Riyadh – Houthi militias have replaced a number of clergy and orators in several mosques with others who are affiliated with them and banned the Taraweeh prayers in most of Sanaa mosques which ruined Ramadan’s spirituality for Yemenis.
Thousands of those in Yemen suffering under Houthi and Saleh’s militias were forced to leave towns to villages, rural areas and abroad.
Minister of Endowment and Guidance, Ahmed Attiyah has warned the coup militias of the consequences of continuing to impose ideas on the Yemeni society that are not accepted by its people. He called mosques to avoid being involved in sectarian and partisan conflicts.
Attiyah stressed that militias changed the message of the mosques and linked them with Iranian references to impose them on Yemenis.
Militias prevented worshipers from performing Taraweeh prayers in mosques, according to the minister, and later assaulted the worshipers while they removed them from mosque by force of arms.
The militias also kidnapped several worshipers in a clear violation of the sanctity of mosques and a disruption of the social fabrics and coexistence of Yemenis.
A citizen from Sanaa, Abdallah Abdul Bari stated that Houthis have prevented citizens from performing Taraweeh prayer, which ruined the spirituality of Ramadan and the rituals Yemenis were used to do every year during the Holy month.
“I am used to going out with my friends to visit many places in Old Sanaa and see some of my relatives.

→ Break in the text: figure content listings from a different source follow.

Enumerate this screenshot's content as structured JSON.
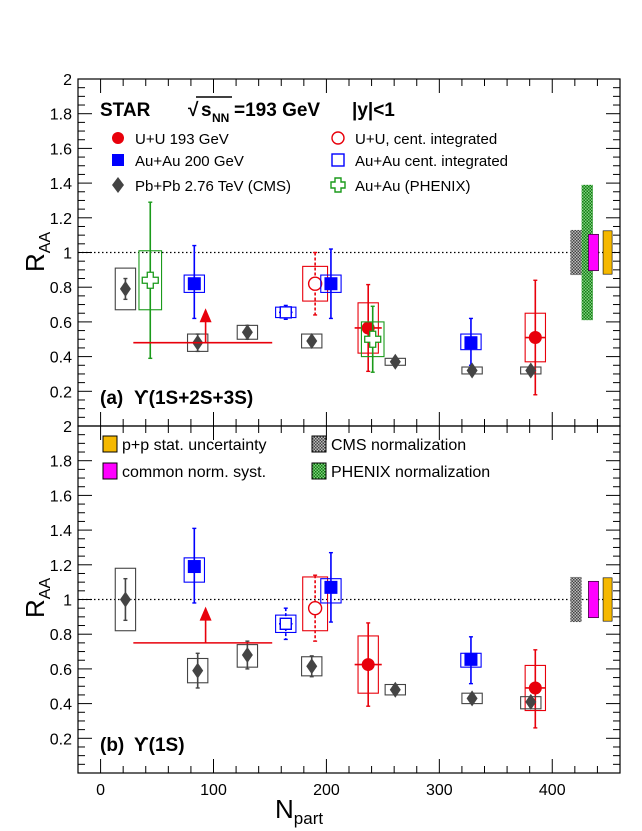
{
  "colors": {
    "red": "#e8000b",
    "blue": "#0000ff",
    "cms": "#444444",
    "green": "#1a9a1a",
    "yellow": "#f5b800",
    "magenta": "#ff00ff",
    "axis": "#000000"
  },
  "shared": {
    "xlabel_main": "N",
    "xlabel_sub": "part",
    "xlim": [
      -20,
      460
    ],
    "xticks": [
      0,
      100,
      200,
      300,
      400
    ],
    "pp_band": {
      "x": [
        445,
        453
      ],
      "low": 0.875,
      "high": 1.125
    },
    "norm_band": {
      "x": [
        432,
        441
      ],
      "low": 0.895,
      "high": 1.105
    },
    "cms_norm_band": {
      "x": [
        416,
        426
      ],
      "low": 0.87,
      "high": 1.13
    }
  },
  "chart_data": [
    {
      "type": "scatter",
      "panel": "top",
      "title": "STAR",
      "energy_prefix": "√",
      "energy_s": "s",
      "energy_sub": "NN",
      "energy_value": "=193 GeV",
      "rapidity": "|y|<1",
      "ylabel_main": "R",
      "ylabel_sub": "AA",
      "ylim": [
        0,
        2
      ],
      "yticks": [
        {
          "v": 0.2,
          "label": "0.2"
        },
        {
          "v": 0.4,
          "label": "0.4"
        },
        {
          "v": 0.6,
          "label": "0.6"
        },
        {
          "v": 0.8,
          "label": "0.8"
        },
        {
          "v": 1,
          "label": "1"
        },
        {
          "v": 1.2,
          "label": "1.2"
        },
        {
          "v": 1.4,
          "label": "1.4"
        },
        {
          "v": 1.6,
          "label": "1.6"
        },
        {
          "v": 1.8,
          "label": "1.8"
        },
        {
          "v": 2,
          "label": "2"
        }
      ],
      "panel_label_prefix": "(a)",
      "panel_label_state": "ϒ(1S+2S+3S)",
      "legend": [
        "U+U 193 GeV",
        "U+U, cent. integrated",
        "Au+Au 200 GeV",
        "Au+Au cent. integrated",
        "Pb+Pb 2.76 TeV (CMS)",
        "Au+Au (PHENIX)"
      ],
      "phenix_norm_band": {
        "x": [
          426,
          436
        ],
        "low": 0.61,
        "high": 1.39
      },
      "series": [
        {
          "name": "U+U 193 GeV",
          "style": "circle-filled",
          "color": "red",
          "points": [
            {
              "x": 237,
              "y": 0.565,
              "xe": 12,
              "ye_low": 0.25,
              "ye_high": 0.25,
              "sys_w": 18,
              "sys_low": 0.42,
              "sys_high": 0.71
            },
            {
              "x": 385,
              "y": 0.51,
              "xe": 9,
              "ye_low": 0.33,
              "ye_high": 0.33,
              "sys_w": 18,
              "sys_low": 0.37,
              "sys_high": 0.65
            }
          ]
        },
        {
          "name": "U+U, cent. integrated",
          "style": "circle-open",
          "color": "red",
          "points": [
            {
              "x": 190,
              "y": 0.82,
              "xe": 0,
              "ye_low": 0.18,
              "ye_high": 0.18,
              "sys_w": 22,
              "sys_low": 0.72,
              "sys_high": 0.92,
              "dashed": true
            }
          ]
        },
        {
          "name": "Au+Au 200 GeV",
          "style": "square-filled",
          "color": "blue",
          "points": [
            {
              "x": 83,
              "y": 0.82,
              "xe": 0,
              "ye_low": 0.2,
              "ye_high": 0.22,
              "sys_w": 18,
              "sys_low": 0.77,
              "sys_high": 0.87
            },
            {
              "x": 204,
              "y": 0.82,
              "xe": 0,
              "ye_low": 0.2,
              "ye_high": 0.2,
              "sys_w": 18,
              "sys_low": 0.77,
              "sys_high": 0.87
            },
            {
              "x": 328,
              "y": 0.48,
              "xe": 0,
              "ye_low": 0.13,
              "ye_high": 0.14,
              "sys_w": 18,
              "sys_low": 0.44,
              "sys_high": 0.53
            }
          ]
        },
        {
          "name": "Au+Au cent. integrated",
          "style": "square-open",
          "color": "blue",
          "points": [
            {
              "x": 164,
              "y": 0.655,
              "xe": 6,
              "ye_low": 0.04,
              "ye_high": 0.04,
              "sys_w": 18,
              "sys_low": 0.625,
              "sys_high": 0.685,
              "dashed": true
            }
          ]
        },
        {
          "name": "Pb+Pb 2.76 TeV (CMS)",
          "style": "diamond",
          "color": "cms",
          "points": [
            {
              "x": 22,
              "y": 0.79,
              "xe": 0,
              "ye_low": 0.06,
              "ye_high": 0.06,
              "sys_w": 18,
              "sys_low": 0.67,
              "sys_high": 0.91
            },
            {
              "x": 86,
              "y": 0.48,
              "xe": 0,
              "ye_low": 0.05,
              "ye_high": 0.05,
              "sys_w": 18,
              "sys_low": 0.43,
              "sys_high": 0.53
            },
            {
              "x": 130,
              "y": 0.54,
              "xe": 0,
              "ye_low": 0.04,
              "ye_high": 0.04,
              "sys_w": 18,
              "sys_low": 0.5,
              "sys_high": 0.58
            },
            {
              "x": 187,
              "y": 0.49,
              "xe": 0,
              "ye_low": 0,
              "ye_high": 0,
              "sys_w": 18,
              "sys_low": 0.45,
              "sys_high": 0.53
            },
            {
              "x": 261,
              "y": 0.37,
              "xe": 0,
              "ye_low": 0,
              "ye_high": 0,
              "sys_w": 18,
              "sys_low": 0.35,
              "sys_high": 0.39
            },
            {
              "x": 329,
              "y": 0.32,
              "xe": 0,
              "ye_low": 0,
              "ye_high": 0,
              "sys_w": 18,
              "sys_low": 0.3,
              "sys_high": 0.34
            },
            {
              "x": 381,
              "y": 0.32,
              "xe": 0,
              "ye_low": 0,
              "ye_high": 0,
              "sys_w": 18,
              "sys_low": 0.3,
              "sys_high": 0.34
            }
          ]
        },
        {
          "name": "Au+Au (PHENIX)",
          "style": "cross-open",
          "color": "green",
          "points": [
            {
              "x": 44,
              "y": 0.84,
              "xe": 0,
              "ye_low": 0.45,
              "ye_high": 0.45,
              "sys_w": 20,
              "sys_low": 0.67,
              "sys_high": 1.01
            },
            {
              "x": 241,
              "y": 0.5,
              "xe": 0,
              "ye_low": 0.19,
              "ye_high": 0.19,
              "sys_w": 20,
              "sys_low": 0.4,
              "sys_high": 0.6
            }
          ]
        }
      ],
      "upper_limits": [
        {
          "x": 93,
          "y": 0.65,
          "from": 0.48,
          "x_low": 29,
          "x_high": 152,
          "color": "red"
        }
      ]
    },
    {
      "type": "scatter",
      "panel": "bottom",
      "ylabel_main": "R",
      "ylabel_sub": "AA",
      "ylim": [
        0,
        2
      ],
      "yticks": [
        {
          "v": 0.2,
          "label": "0.2"
        },
        {
          "v": 0.4,
          "label": "0.4"
        },
        {
          "v": 0.6,
          "label": "0.6"
        },
        {
          "v": 0.8,
          "label": "0.8"
        },
        {
          "v": 1,
          "label": "1"
        },
        {
          "v": 1.2,
          "label": "1.2"
        },
        {
          "v": 1.4,
          "label": "1.4"
        },
        {
          "v": 1.6,
          "label": "1.6"
        },
        {
          "v": 1.8,
          "label": "1.8"
        },
        {
          "v": 2,
          "label": "2"
        }
      ],
      "panel_label_prefix": "(b)",
      "panel_label_state": "ϒ(1S)",
      "legend": [
        "p+p stat. uncertainty",
        "CMS normalization",
        "common norm. syst.",
        "PHENIX normalization"
      ],
      "series": [
        {
          "name": "U+U 193 GeV",
          "style": "circle-filled",
          "color": "red",
          "points": [
            {
              "x": 237,
              "y": 0.625,
              "xe": 12,
              "ye_low": 0.24,
              "ye_high": 0.24,
              "sys_w": 18,
              "sys_low": 0.46,
              "sys_high": 0.79
            },
            {
              "x": 385,
              "y": 0.49,
              "xe": 9,
              "ye_low": 0.23,
              "ye_high": 0.22,
              "sys_w": 18,
              "sys_low": 0.36,
              "sys_high": 0.62
            }
          ]
        },
        {
          "name": "U+U, cent. integrated",
          "style": "circle-open",
          "color": "red",
          "points": [
            {
              "x": 190,
              "y": 0.95,
              "xe": 0,
              "ye_low": 0.19,
              "ye_high": 0.19,
              "sys_w": 22,
              "sys_low": 0.82,
              "sys_high": 1.13,
              "dashed": true
            }
          ]
        },
        {
          "name": "Au+Au 200 GeV",
          "style": "square-filled",
          "color": "blue",
          "points": [
            {
              "x": 83,
              "y": 1.19,
              "xe": 0,
              "ye_low": 0.21,
              "ye_high": 0.22,
              "sys_w": 18,
              "sys_low": 1.1,
              "sys_high": 1.24
            },
            {
              "x": 204,
              "y": 1.07,
              "xe": 0,
              "ye_low": 0.2,
              "ye_high": 0.2,
              "sys_w": 18,
              "sys_low": 0.98,
              "sys_high": 1.12
            },
            {
              "x": 328,
              "y": 0.655,
              "xe": 0,
              "ye_low": 0.14,
              "ye_high": 0.13,
              "sys_w": 18,
              "sys_low": 0.61,
              "sys_high": 0.69
            }
          ]
        },
        {
          "name": "Au+Au cent. integrated",
          "style": "square-open",
          "color": "blue",
          "points": [
            {
              "x": 164,
              "y": 0.86,
              "xe": 6,
              "ye_low": 0.09,
              "ye_high": 0.09,
              "sys_w": 18,
              "sys_low": 0.81,
              "sys_high": 0.91,
              "dashed": true
            }
          ]
        },
        {
          "name": "Pb+Pb 2.76 TeV (CMS)",
          "style": "diamond",
          "color": "cms",
          "points": [
            {
              "x": 22,
              "y": 1.0,
              "xe": 0,
              "ye_low": 0.12,
              "ye_high": 0.12,
              "sys_w": 18,
              "sys_low": 0.82,
              "sys_high": 1.18
            },
            {
              "x": 86,
              "y": 0.59,
              "xe": 0,
              "ye_low": 0.1,
              "ye_high": 0.1,
              "sys_w": 18,
              "sys_low": 0.52,
              "sys_high": 0.66
            },
            {
              "x": 130,
              "y": 0.68,
              "xe": 0,
              "ye_low": 0.08,
              "ye_high": 0.08,
              "sys_w": 18,
              "sys_low": 0.61,
              "sys_high": 0.74
            },
            {
              "x": 187,
              "y": 0.615,
              "xe": 0,
              "ye_low": 0.06,
              "ye_high": 0.06,
              "sys_w": 18,
              "sys_low": 0.56,
              "sys_high": 0.67
            },
            {
              "x": 261,
              "y": 0.48,
              "xe": 0,
              "ye_low": 0,
              "ye_high": 0,
              "sys_w": 18,
              "sys_low": 0.45,
              "sys_high": 0.51
            },
            {
              "x": 329,
              "y": 0.43,
              "xe": 0,
              "ye_low": 0,
              "ye_high": 0,
              "sys_w": 18,
              "sys_low": 0.4,
              "sys_high": 0.46
            },
            {
              "x": 381,
              "y": 0.41,
              "xe": 0,
              "ye_low": 0,
              "ye_high": 0,
              "sys_w": 18,
              "sys_low": 0.37,
              "sys_high": 0.44
            }
          ]
        }
      ],
      "upper_limits": [
        {
          "x": 93,
          "y": 0.93,
          "from": 0.75,
          "x_low": 29,
          "x_high": 152,
          "color": "red"
        }
      ]
    }
  ]
}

This year however, each one has their own problems and many of our coworkers and friends are in prisons. Ramadan this year is totally different,” he said.
Abdul Bari also stated that usually, citizens would buy their Ramadan essentials before the month begins, but they weren’t able to do so this year because Yemeni employees didn’t receive their salaries.
Special Envoy of the Secretary-General for Yemen Ismail Ould Cheikh Ahmed had presented an initiative to find practical ways to ensure the resumption of salaries to all Yemeni civil servants nationwide. But his attempts were faced with rejection from Houthi and Saleh militias.
According to the U.N. statement, Ould Cheikh Ahmed discussed ways to ensure the resumption of salaries to Yemeni civil servants who complain that salaries have not been paid on time since Hadi ordered, last year, the move of the central bank from Sanaa to the southern port city of Aden.
The initiative stated that Houthi and Saleh militias will send state revenues from Sanaa and other areas under their control like Hodeidah port, taxes and oil revenues to an independent fund that is impartial and ensures public servants salaries are paid. The government will also transfer its revenues from Aden and other areas to the fund.
Observers believe that the initiative aims to organize the withdrawal of militias from Hodeidah governorate and the formation of the committee of financial and economic experts to help the government reach the suitable and swift mechanism to pay the salaries.
Yemeni sources reported that the suggestion resulted from great efforts of experts during their meeting with the UN delegation, ambassadors of permanent members of the UN, and EU officials. It states that the port should be handled by officials who are currently managing the port under the supervision of UN.
Port incomes are deposited in the Central Bank, Hodeidah branch.
At the end of his visit, the Special Envoy expressed his deep concern regarding the attack on his convoy while traveling from the airport to the UN compound on May 22.
The Special Envoy reminded the parties that it is the responsibility of the local authorities to ensure the safety of all U.N. personnel in the country and urged them to investigate the incident, hold those responsible to account, and prevent any such incidents in the future.
Ould Chiekh indicated that the incident increased his determination to continue with his efforts to find a negotiated political settlement that serves the best interests of the Yemeni people.
Sources confirmed that Houthis and Saleh militias are continuously trying to prolong war and destruction in the country while getting rich on the expense of Yemenis.
Yemeni Foreign Minister Abdul Malik al-Mekhlafi reiterated that insurgents must redirect the incomes and revenues of official institutions to the Central Bank in Aden and other governorates to salary payments. He pointed out that the insurgents use institutions’ incomes to finance their war.
In related news, dozens of Yemeni civil servants are protesting daily calling for the payment of the salaries.
Demonstrators protested before the Minister of Interior under militias’ control calling for the departure of the insurgents and release of wages.
Protests announced they’d continue until their rightful requests have been met.
Yemeni sources reported that the demonstrators are being attacked by Houthi supporters.
There are about 1.2 million civil servant in Yemen, with one million in Sanaa and other areas under Houthi control.
They have no received wages for eight consecutive months. Whereas employees in the legitimacy areas are no more than 200 thousand and have been receiving their salaries on regular basis.